If you think any car company builds 100% of its own cars, you're delusional. Isuzu's business model shifted to manufacture of trucks and deisel engines a few years back, from what I know. I think they sell a lot of trucks, but selling commercial trucks overseas isn't part of GM's core business, and when looking for places to cut, I suppose that was a natural area to do so. But GM also teamed up with another little Japanese car company you may have heard of, by the name of Toyota. And they built cars in California. I know, I owned one. An 1989 Chevy Nova. It was one of the best small cars I ever owned. I was a tank, for a small car. When I needed parts, I could use Toyota Corolla parts or Chevy parts for a lot less. The car cost $3000 less than a Corolla, but it WAS a Corolla. It was made in America. Still, Americans wouldn't buy it because it had the Chevy bow tie.
As for the Aero, yes, I am well aware that it is a Suzuki. Made by Fiji Motors of Japan, which also makes *gasp* everyone's beloved Subaru. Yes, Chevy sells "Subarus," which are really "Suzukis," under a "Chevy" name plate.
But Americans love Subaru's. I bet they won't buy the Aero, though, made by the same company. Why? Because of the Chevy bow tie again.
The underlying point of my rant is that Americans are at once fickle and uneducated, and many do seem to look back to the Vega and Monza and their melting engines -- which as I recall were relatively first-of-their kind all-aluminum engines which obviously had not been perfected -- when the rant about poor quality American cars. But aluminum engines are no big deal today, are they? Still, look at what you used to illustrate the horrible quality of American cars...a thirty year old low-end loss leader.
You didn't address my point about the Toyota line-up compared to Chevy's. Just as many big SUV's, just as few small cars. (The Prius doesn't really count yet, because of its niche status).
Okay, the Solstice; I had a hard time finding real reviews of production models.
This Forbes review is about the worst I found, although I don't doubt there are others. One thing struck me, though...while you say GM had "ten years" to copy the Miata, in actuality, just about every article I found commented on the amazingly short turn-around time from the concept car to production. And, you're comparing a first-release, version 1 model with a car that has has years of real-world testing and refinement. But I've driven a brand-new, first year Miata. My brother was one of the early adopter, had to have one, paid $5000 over sticker just to get one of the first. While it was a BLAST to drive, it was a total rattle-trap. After a year, the fit and finish stuff was falling off the car. Why don't you compare the first-year Miata with the first-year Solstice, then?
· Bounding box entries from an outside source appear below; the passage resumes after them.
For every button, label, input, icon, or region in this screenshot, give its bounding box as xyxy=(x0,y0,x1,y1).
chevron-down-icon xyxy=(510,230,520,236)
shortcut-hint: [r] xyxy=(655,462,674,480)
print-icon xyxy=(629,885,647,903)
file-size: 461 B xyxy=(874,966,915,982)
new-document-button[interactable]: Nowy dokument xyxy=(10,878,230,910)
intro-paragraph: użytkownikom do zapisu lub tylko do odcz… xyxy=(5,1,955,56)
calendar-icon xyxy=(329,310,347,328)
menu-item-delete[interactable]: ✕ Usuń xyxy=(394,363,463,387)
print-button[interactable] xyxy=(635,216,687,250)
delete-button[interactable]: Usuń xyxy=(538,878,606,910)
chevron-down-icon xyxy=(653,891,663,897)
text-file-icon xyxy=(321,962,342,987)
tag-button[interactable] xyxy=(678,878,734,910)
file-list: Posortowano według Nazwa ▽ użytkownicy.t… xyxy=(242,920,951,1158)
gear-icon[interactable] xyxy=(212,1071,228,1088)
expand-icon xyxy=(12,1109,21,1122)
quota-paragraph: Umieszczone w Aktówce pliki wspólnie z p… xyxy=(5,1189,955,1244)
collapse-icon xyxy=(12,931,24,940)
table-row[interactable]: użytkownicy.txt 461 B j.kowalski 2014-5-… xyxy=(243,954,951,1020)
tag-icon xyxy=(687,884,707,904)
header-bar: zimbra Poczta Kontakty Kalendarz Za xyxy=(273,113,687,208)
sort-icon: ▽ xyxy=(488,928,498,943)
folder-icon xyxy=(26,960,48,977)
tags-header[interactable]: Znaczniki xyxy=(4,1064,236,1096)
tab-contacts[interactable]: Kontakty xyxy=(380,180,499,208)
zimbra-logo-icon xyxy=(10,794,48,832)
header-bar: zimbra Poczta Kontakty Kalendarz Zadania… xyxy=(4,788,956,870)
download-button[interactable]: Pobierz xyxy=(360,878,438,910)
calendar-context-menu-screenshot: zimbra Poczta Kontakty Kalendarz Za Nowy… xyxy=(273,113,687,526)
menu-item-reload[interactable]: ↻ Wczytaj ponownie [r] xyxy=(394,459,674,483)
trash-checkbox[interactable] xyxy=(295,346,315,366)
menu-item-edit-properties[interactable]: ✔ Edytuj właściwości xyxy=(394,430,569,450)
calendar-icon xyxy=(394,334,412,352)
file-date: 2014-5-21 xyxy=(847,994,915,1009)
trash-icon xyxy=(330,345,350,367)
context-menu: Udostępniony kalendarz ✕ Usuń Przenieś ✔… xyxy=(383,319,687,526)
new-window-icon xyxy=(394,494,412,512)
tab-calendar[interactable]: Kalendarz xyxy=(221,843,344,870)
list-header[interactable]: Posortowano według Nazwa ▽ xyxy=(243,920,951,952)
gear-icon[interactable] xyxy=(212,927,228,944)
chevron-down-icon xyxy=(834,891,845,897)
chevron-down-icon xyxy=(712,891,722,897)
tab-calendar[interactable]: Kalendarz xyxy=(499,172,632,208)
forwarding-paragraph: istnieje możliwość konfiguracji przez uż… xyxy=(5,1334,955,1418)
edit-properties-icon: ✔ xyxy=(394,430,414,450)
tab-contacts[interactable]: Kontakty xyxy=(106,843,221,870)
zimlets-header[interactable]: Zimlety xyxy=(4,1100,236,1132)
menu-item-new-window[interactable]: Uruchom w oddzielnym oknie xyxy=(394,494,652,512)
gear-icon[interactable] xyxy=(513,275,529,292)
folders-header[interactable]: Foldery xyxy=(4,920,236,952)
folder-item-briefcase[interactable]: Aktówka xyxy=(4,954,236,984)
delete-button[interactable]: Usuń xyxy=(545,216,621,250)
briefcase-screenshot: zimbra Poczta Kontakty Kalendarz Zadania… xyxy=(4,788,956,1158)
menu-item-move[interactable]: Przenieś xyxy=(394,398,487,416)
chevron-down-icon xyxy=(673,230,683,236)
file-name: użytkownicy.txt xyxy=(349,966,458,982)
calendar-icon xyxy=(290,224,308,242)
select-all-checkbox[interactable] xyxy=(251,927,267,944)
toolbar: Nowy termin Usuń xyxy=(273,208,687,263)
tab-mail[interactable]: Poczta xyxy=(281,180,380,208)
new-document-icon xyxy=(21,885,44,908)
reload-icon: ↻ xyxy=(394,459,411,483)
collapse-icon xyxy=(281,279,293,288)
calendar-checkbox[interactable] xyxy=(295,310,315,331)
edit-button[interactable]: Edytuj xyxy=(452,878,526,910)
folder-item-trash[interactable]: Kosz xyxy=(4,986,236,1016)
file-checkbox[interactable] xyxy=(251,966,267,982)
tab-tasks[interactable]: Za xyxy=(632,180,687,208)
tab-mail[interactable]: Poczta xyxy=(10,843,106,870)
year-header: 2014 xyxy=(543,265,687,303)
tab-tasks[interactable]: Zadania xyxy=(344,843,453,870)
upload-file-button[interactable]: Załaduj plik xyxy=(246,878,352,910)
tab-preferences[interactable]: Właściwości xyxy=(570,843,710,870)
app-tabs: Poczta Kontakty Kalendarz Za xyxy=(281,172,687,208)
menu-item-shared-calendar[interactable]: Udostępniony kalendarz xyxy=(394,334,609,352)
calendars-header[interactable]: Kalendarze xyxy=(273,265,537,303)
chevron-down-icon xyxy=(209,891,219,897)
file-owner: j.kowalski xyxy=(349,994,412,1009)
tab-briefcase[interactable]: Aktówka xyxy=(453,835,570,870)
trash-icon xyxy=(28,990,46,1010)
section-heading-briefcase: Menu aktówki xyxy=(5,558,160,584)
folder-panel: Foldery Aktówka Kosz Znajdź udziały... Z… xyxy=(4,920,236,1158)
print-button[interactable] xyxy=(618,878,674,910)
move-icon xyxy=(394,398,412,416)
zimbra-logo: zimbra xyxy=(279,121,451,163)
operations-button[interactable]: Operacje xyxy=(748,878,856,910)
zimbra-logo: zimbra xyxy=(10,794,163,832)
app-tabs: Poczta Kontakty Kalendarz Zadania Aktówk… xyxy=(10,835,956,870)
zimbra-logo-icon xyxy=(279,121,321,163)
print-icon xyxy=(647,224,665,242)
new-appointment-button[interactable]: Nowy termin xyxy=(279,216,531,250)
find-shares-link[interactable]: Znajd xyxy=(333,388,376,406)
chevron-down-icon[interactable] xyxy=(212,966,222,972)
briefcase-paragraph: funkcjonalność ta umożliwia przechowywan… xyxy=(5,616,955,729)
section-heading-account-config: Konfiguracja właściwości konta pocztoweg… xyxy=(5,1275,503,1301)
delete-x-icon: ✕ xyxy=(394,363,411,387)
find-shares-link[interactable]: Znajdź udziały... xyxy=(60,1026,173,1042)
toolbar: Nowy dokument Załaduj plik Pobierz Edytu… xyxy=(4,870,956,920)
So, am I blaming American consumers instead of the car companies? In a way, absolutely. Again, GM made the cars people were buying. No one was clamoring for tiny cars. Even Toyota wasn't blowing the doors off their dealerships with the ECHO, were they? No one wanted them. There was always a market for entry-level small cars like the Civic and the Corolla, but those weren't the money makers for Honda or Toyota...the SUV's were, just as they were for GM. But we never honestly compare Toyota's car line up with GM, because we're conditioned to hate all things American. GM's financial problems are not because of the cars it's selling...it is because of its management and benefit structure as a corporation. And all their "cry me a river" bullshit is just that, bullshit, as a way to force labor to give up benefits and kiss their pensions good-bye while the top management makes a killing.
That's the gist of my post. SUV's are a smoke-screen, pardon the air-pollution reference. Do we need to get away from them? Absolutely! But I'd like to see just as many threads bashing Honda, Nissan and Toyota for selling gargantuan SUVs, which I see just as many of on the road than GM models. But no one ever does. Why is that? That's all I want to know. Toyota is a much younger company than GM. GM has years and years of in-bred corporate structure and government intertwinement through defense contracts, etc, and it won't be easy to fix it.
Despite the sound of this rant, I'm not trying to "defend" GM. I'm just trying to make the debate a little more honest and informed.